Chicago murals: Native wildflowers in Forest Glen mural painted by a native son
When Wesley Truman Daniel visits his old Sauganash neighborhood, or his parents travel to O’Hare Airport, they drive under the highway overpass at North Forest Glen Drive, west of North Cicero Avenue.
So when Forest Glen Community Club members requested proposals for a mural in that underpass, the Chicago Public Schools elementary art teacher submitted not just one, but four different designs.
“I was raised in Sauganash,” says Daniel, who now lives in Buena Park. “This is a big one.”
The team selected one of those designs, titled Dawn Flower Forest, to cover one of the walls under Interstate 94 on the border of Sauganash and Forest Glen. He painted it last fall.
The mural shows native Illinois flowers like black-eyed Susans as tall as the underpass, resembling a forest of flowers. Residents run, bike and push a child on a tire swing among the stems that stand on rolling hills of green. Shades of blue and puffy white clouds billow behind it all.
“It was my wife’s idea to make (flowers) forest-sized and have (residents) strolling through,” Daniel says.
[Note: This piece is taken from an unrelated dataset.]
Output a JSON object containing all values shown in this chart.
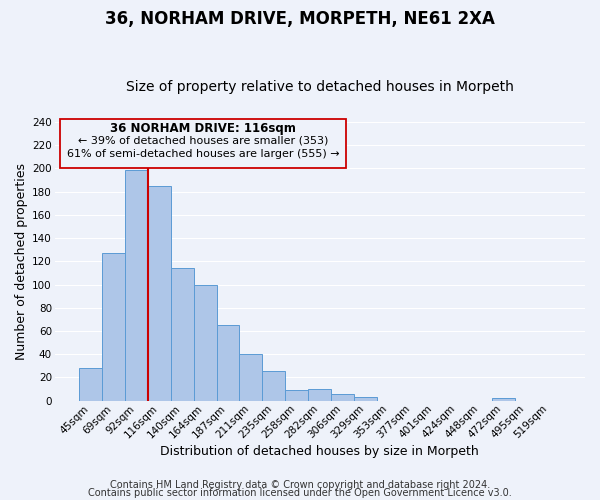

He got a boost from Chicago artist Cyd Smilie, president of Arts Alive Chicago, a nonprofit in Old Irving Park that promotes neighborhood art, connects artists, businesses and property owners and supports neighborhood arts initiatives. Daniel served as an intern for Smilie when he was a student at nearby Northeastern Illinois University, and the two continued working together after he finished his program.
When Forest Glen Community Club members asked Arts Alive Chicago staff to recruit artists to submit proposals, Smilie encouraged Daniel to apply. He was one of six to submit ideas, she says.
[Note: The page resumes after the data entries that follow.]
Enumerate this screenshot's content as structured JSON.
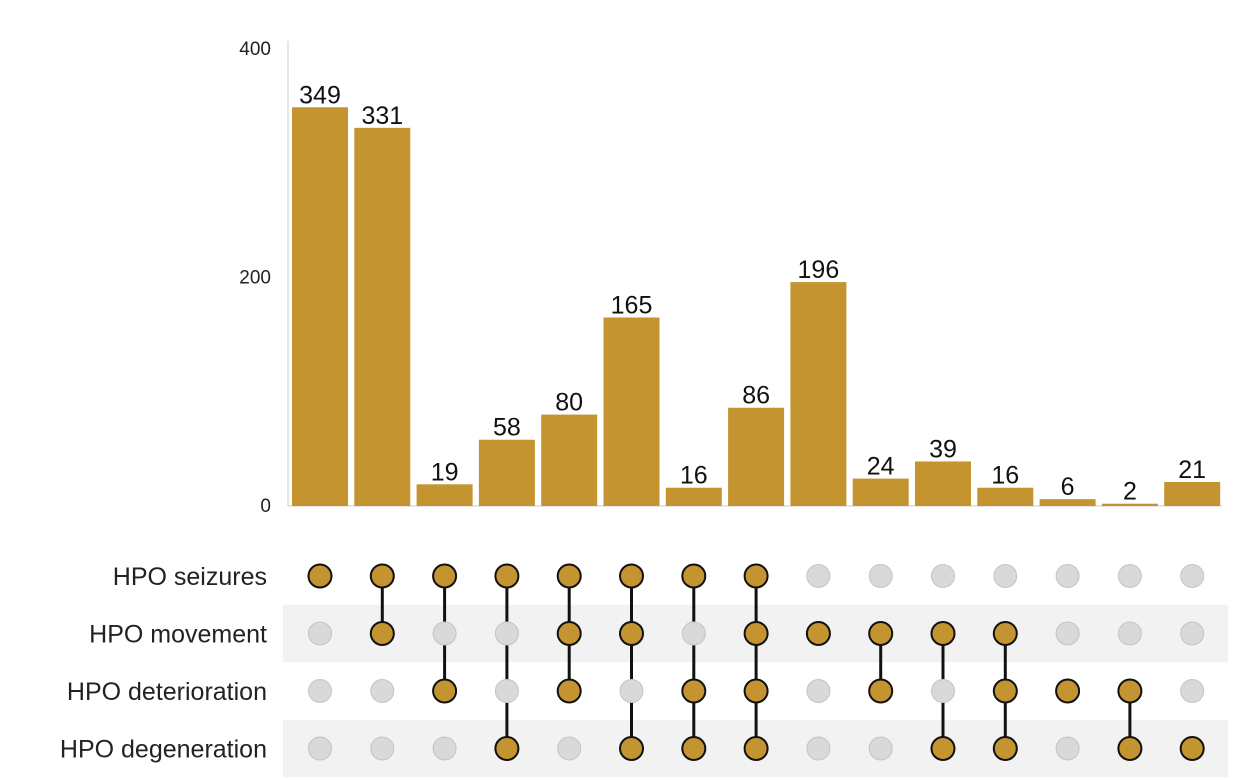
{
  "chart_data": {
    "type": "bar",
    "subtype": "upset",
    "title": "",
    "xlabel": "",
    "ylabel": "",
    "ylim": [
      0,
      400
    ],
    "yticks": [
      0,
      200,
      400
    ],
    "grid": false,
    "legend": "none",
    "colors": {
      "bar": "#c49430",
      "dot_active": "#c49430",
      "dot_inactive": "#d9d9d9",
      "connector": "#111111",
      "row_band": "#f2f2f2"
    },
    "sets": [
      "HPO seizures",
      "HPO movement",
      "HPO deterioration",
      "HPO degeneration"
    ],
    "values": [
      349,
      331,
      19,
      58,
      80,
      165,
      16,
      86,
      196,
      24,
      39,
      16,
      6,
      2,
      21
    ],
    "membership": [
      [
        1,
        0,
        0,
        0
      ],
      [
        1,
        1,
        0,
        0
      ],
      [
        1,
        0,
        1,
        0
      ],
      [
        1,
        0,
        0,
        1
      ],
      [
        1,
        1,
        1,
        0
      ],
      [
        1,
        1,
        0,
        1
      ],
      [
        1,
        0,
        1,
        1
      ],
      [
        1,
        1,
        1,
        1
      ],
      [
        0,
        1,
        0,
        0
      ],
      [
        0,
        1,
        1,
        0
      ],
      [
        0,
        1,
        0,
        1
      ],
      [
        0,
        1,
        1,
        1
      ],
      [
        0,
        0,
        1,
        0
      ],
      [
        0,
        0,
        1,
        1
      ],
      [
        0,
        0,
        0,
        1
      ]
    ]
  }
}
“We try to bring in artists who meet the style and standard they’re interested in,” Smilie says. The Forest Glen Community Club wanted a mural that included nature, neighbors and the active lifestyle that draws many to the neighborhood. They didn’t want it to reflect current events or anything else that would date the mural as it aged.
With its active subjects, native flowers and vibrant hues, Daniel’s proposal fit the bill.
Smilie helped Daniel as he painted the mural last fall. He crafted his design with the app Procreate, and Smilie brought her virtual reality glasses so the two could plug the design into the glasses, look at the wall and then trace its outline, he says. They hand-painted the rest with acrylic house paint.
The mural was so well received that the club commissioned Daniel to paint another across the street in the same underpass. This mural will include a forest of native flowers, this time in the evening with neighbors slowing down under a moon, stars and rich purple night sky, he says. He plans to paint that one this summer.
Smilie says the final mural was just what she hoped for. “It’s so clean and colorful. It’s exactly what Forest Glen wanted.”